To begin with, we need to understand that this is a project that will last at least one year. If you think about mid to long-term plans, things start to make sense. There are too many aspects that need improvement. If I think about all the things at once, or if I try to solve everything at once, it’s too much, it’s impossible. I need to think of this as a project. I can’t just go and say, “ok, we need a good placement at this tournament”, or “we need to win this tournament.”

For now, the goal is to beat teams at our level. I want us to be consistent enough that we won’t have any trouble playing against the teams in qualifiers, for example. This is a short-term goal, let’s say. I’d want us not to miss competitions, LANs especially. There are a thousand things that need to be changed or worked on as a team. From establishing a team culture and players’ attitudes to how we talk to each other and how we look at the game. At the same time, I need to relearn how to draft. I need to learn how to draft for them.

GamerLegion, or Apex Genesis as they were at the beginning of the season, had already played a lot of qualifier matches. Has the packed schedule and constant travelling influenced your drafting or gameplay philosophy at all, such as focusing on comfort picks due to limited scrim time?

I know very well that right now we don’t have the time or the luxury to implement all the new things, or to do too many at once. So, every day I need to choose what’s the priority. For now, we focus only on what can help us develop as a team. After a match is finished, we talk about the good things that happened and what we need to keep as a team, rather than discussing the games in very tiny detail.

We focus, for example, on learning as much as possible from this tournament instead of being obsessed with “we need to win it.“ Yes, the schedule is packed, and I don’t always have the time to do the prep as I'd like, but I don’t think that’s too important right now.

An aspirational goal would be to reach the top eight at LANs towards the end of the year. That would be nice.

You now have a majority NA team.

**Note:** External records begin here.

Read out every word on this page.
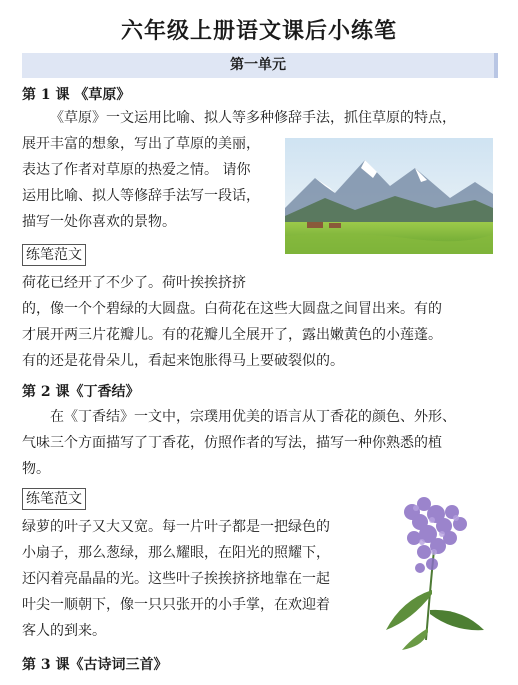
六年级上册语文课后小练笔
第一单元
第 1 课 《草原》

《草原》一文运用比喻、拟人等多种修辞手法，抓住草原的特点，

展开丰富的想象，写出了草原的美丽，

表达了作者对草原的热爱之情。 请你

运用比喻、拟人等修辞手法写一段话，

描写一处你喜欢的景物。

练笔范文

荷花已经开了不少了。荷叶挨挨挤挤

的，像一个个碧绿的大圆盘。白荷花在这些大圆盘之间冒出来。有的

才展开两三片花瓣儿。有的花瓣儿全展开了，露出嫩黄色的小莲蓬。

有的还是花骨朵儿，看起来饱胀得马上要破裂似的。

第 2 课《丁香结》

在《丁香结》一文中，宗璞用优美的语言从丁香花的颜色、外形、

气味三个方面描写了丁香花，仿照作者的写法，描写一种你熟悉的植

物。

练笔范文

绿萝的叶子又大又宽。每一片叶子都是一把绿色的

小扇子，那么葱绿，那么耀眼，在阳光的照耀下，

还闪着亮晶晶的光。这些叶子挨挨挤挤地靠在一起

叶尖一顺朝下，像一只只张开的小手掌，在欢迎着

客人的到来。

第 3 课《古诗词三首》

Are there any differences in terms of how they approach the game, philosophy about how a team should be, compared to HEROIC or other South American rosters you worked with in the past?

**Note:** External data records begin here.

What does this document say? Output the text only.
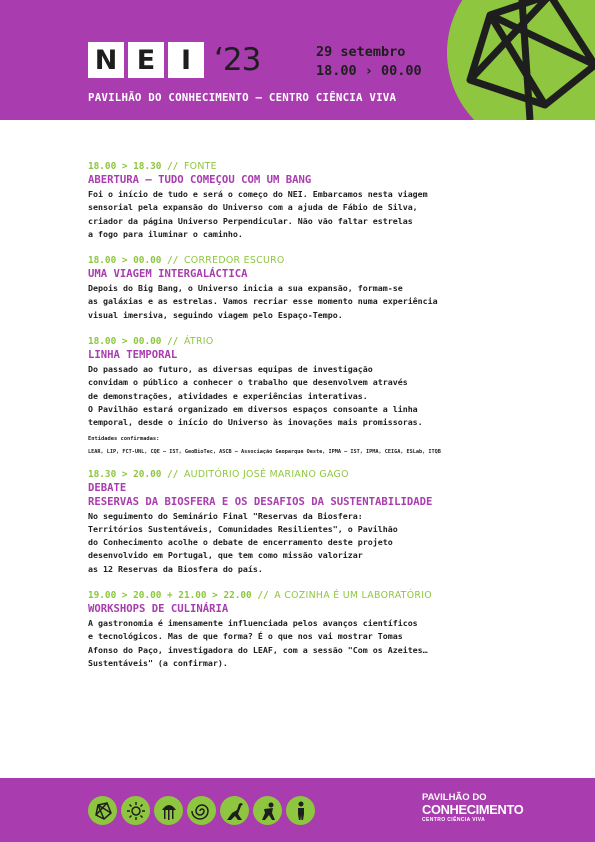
N E I ‘23	29 setembro
18.00 › 00.00
PAVILHÃO DO CONHECIMENTO – CENTRO CIÊNCIA VIVA
18.00 > 18.30 // FONTE
ABERTURA – TUDO COMEÇOU COM UM BANG
Foi o início de tudo e será o começo do NEI. Embarcamos nesta viagem
sensorial pela expansão do Universo com a ajuda de Fábio de Silva,
criador da página Universo Perpendicular. Não vão faltar estrelas
a fogo para iluminar o caminho.
18.00 > 00.00 // CORREDOR ESCURO
UMA VIAGEM INTERGALÁCTICA
Depois do Big Bang, o Universo inicia a sua expansão, formam-se
as galáxias e as estrelas. Vamos recriar esse momento numa experiência
visual imersiva, seguindo viagem pelo Espaço-Tempo.
18.00 > 00.00 // ÁTRIO
LINHA TEMPORAL
Do passado ao futuro, as diversas equipas de investigação
convidam o público a conhecer o trabalho que desenvolvem através
de demonstrações, atividades e experiências interativas.
O Pavilhão estará organizado em diversos espaços consoante a linha
temporal, desde o início do Universo às inovações mais promissoras.
Entidades confirmadas:
LEAR, LIP, FCT-UNL, CQE – IST, GeoBioTec, ASCB – Associação Geoparque Oeste, IPMA – IST, IPMA, CEIGA, ESLab, ITQB
18.30 > 20.00 // AUDITÓRIO JOSÉ MARIANO GAGO
DEBATE
RESERVAS DA BIOSFERA E OS DESAFIOS DA SUSTENTABILIDADE
No seguimento do Seminário Final "Reservas da Biosfera:
Territórios Sustentáveis, Comunidades Resilientes", o Pavilhão
do Conhecimento acolhe o debate de encerramento deste projeto
desenvolvido em Portugal, que tem como missão valorizar
as 12 Reservas da Biosfera do país.
19.00 > 20.00 + 21.00 > 22.00 // A COZINHA É UM LABORATÓRIO
WORKSHOPS DE CULINÁRIA
A gastronomia é imensamente influenciada pelos avanços científicos
e tecnológicos. Mas de que forma? É o que nos vai mostrar Tomas
Afonso do Paço, investigadora do LEAF, com a sessão "Com os Azeites…
Sustentáveis" (a confirmar).
PAVILHÃO DO
CONHECIMENTO
CENTRO CIÊNCIA VIVA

I don’t think it is possible to think about team culture in Dota, especially when we talk about teams from smaller regions. What we had at HEROIC was a culture we built together, and it had little to do with the SA culture.

Here, they have a lot of that NA culture; you can see it every day. They all want to have an impact on the team’s trajectory and how things function. This is actually a difference you notice between teams with a very good, established structure and those without one. At HEROIC, the structure was very clear. We all knew how we did things and what we needed to talk about in terms of strategy and stuff like that. We were doing things in an efficient manner and in such a way that would allow us to develop as much as possible.

While here, when I joined them, everyone was talking, everyone would express their opinion at any given moment, no filter. You know, there are moments when maybe it’s better to stay silent and find a better time to say something. If you raise all the problems at once, if you voice all the negative things at once, all you do is notice that you have a ton of problems, and that can get overwhelming or discouraging. Not only for you, but for the entire team. These are things we need to improve in terms of team culture. I want to build our own culture and grow together as a team.

I wish you only the best in everything you want to do. I hope we get to talk again sooner rather than later, and that you will have a fantastic first tournament experience with GamerLegion here at PGL Wallachia.